Die Gründe, die der Autor für den Rang des Landkreises Salzwedel als Schlusslicht aufführt, sind nicht stichhaltig. Er schreibt, dass keine Kreisstadt von der Autobahn so weit entfernt sei wie Salzwedel. Gleich auf dem zweitschlechtesten Platz liegt Bochum, eine Stadt im Ruhrgebiet, die nach Norden und Westen von der Autobahn 40 und der Zubringerautobahn A 448, im Osten von der A 43 umgeben ist. Davor auf dem Platz 3 von unten liegt Hagen, in unmittelbarer Nähe der A 1, A 45 und A 46.

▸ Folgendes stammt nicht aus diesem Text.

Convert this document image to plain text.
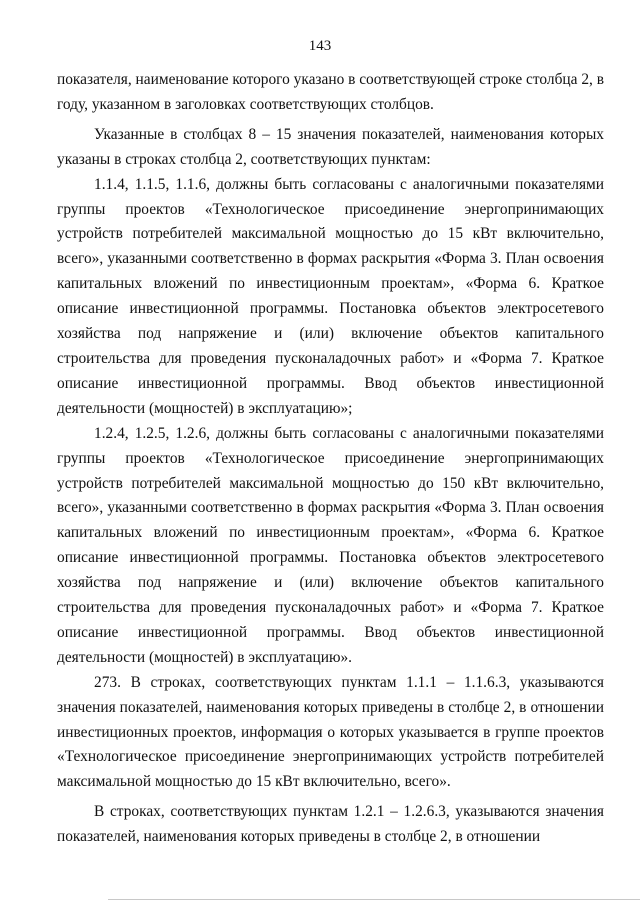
143

показателя, наименование которого указано в соответствующей строке столбца 2, в году, указанном в заголовках соответствующих столбцов.

Указанные в столбцах 8 – 15 значения показателей, наименования которых указаны в строках столбца 2, соответствующих пунктам:

1.1.4, 1.1.5, 1.1.6, должны быть согласованы с аналогичными показателями группы проектов «Технологическое присоединение энергопринимающих устройств потребителей максимальной мощностью до 15 кВт включительно, всего», указанными соответственно в формах раскрытия «Форма 3. План освоения капитальных вложений по инвестиционным проектам», «Форма 6. Краткое описание инвестиционной программы. Постановка объектов электросетевого хозяйства под напряжение и (или) включение объектов капитального строительства для проведения пусконаладочных работ» и «Форма 7. Краткое описание инвестиционной программы. Ввод объектов инвестиционной деятельности (мощностей) в эксплуатацию»;

1.2.4, 1.2.5, 1.2.6, должны быть согласованы с аналогичными показателями группы проектов «Технологическое присоединение энергопринимающих устройств потребителей максимальной мощностью до 150 кВт включительно, всего», указанными соответственно в формах раскрытия «Форма 3. План освоения капитальных вложений по инвестиционным проектам», «Форма 6. Краткое описание инвестиционной программы. Постановка объектов электросетевого хозяйства под напряжение и (или) включение объектов капитального строительства для проведения пусконаладочных работ» и «Форма 7. Краткое описание инвестиционной программы. Ввод объектов инвестиционной деятельности (мощностей) в эксплуатацию».

273. В строках, соответствующих пунктам 1.1.1 – 1.1.6.3, указываются значения показателей, наименования которых приведены в столбце 2, в отношении инвестиционных проектов, информация о которых указывается в группе проектов «Технологическое присоединение энергопринимающих устройств потребителей максимальной мощностью до 15 кВт включительно, всего».

В строках, соответствующих пунктам 1.2.1 – 1.2.6.3, указываются значения показателей, наименования которых приведены в столбце 2, в отношении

Auch andere Städte aus der Flop-30-Liste wie Bremerhaven, Wilhelmshaven und Frankfurt/Oder sind direkt über Bundesautobahnen zu erreichen, was offensichtlich kein herausragendes Kriterium für „Wirtschaftskraft, Einkommen, Zahl der Arbeitsplätze und Investitionen“ ist.

Das Setzen „auf den Bau der A 39“ gilt meines Erachtens nur für diejenigen, die sich davon eine Zeitersparnis auf größere Entfernungen versprechen. Die Naturzerschneidung und –zerstörung auf 105 Kilometern Länge, geradewegs durch eine von dörflichen Strukturen, Landwirtschaft und sanftem Tourismus geprägte, gewachsene Landschaft kann dadurch nicht gerechtfertigt werden. Hier wäre die Lebensqualität von Mensch und Tier durch diese Betonpiste ernsthaft gefährdet, ohne den Durchfahrtsorten an der B 4 wirkliche Entlastung zu bieten. Insbesondere die Kurstadt Bad Bevensen hat verkehrsmäßig und hinsichtlich der Lebensqualität keinerlei Vorteile, wenn man den Prognosen für die innerörtliche Verkehrsbelastung glaubt.

Autobahnen sind kein Garant für wirtschaftliche Stärke!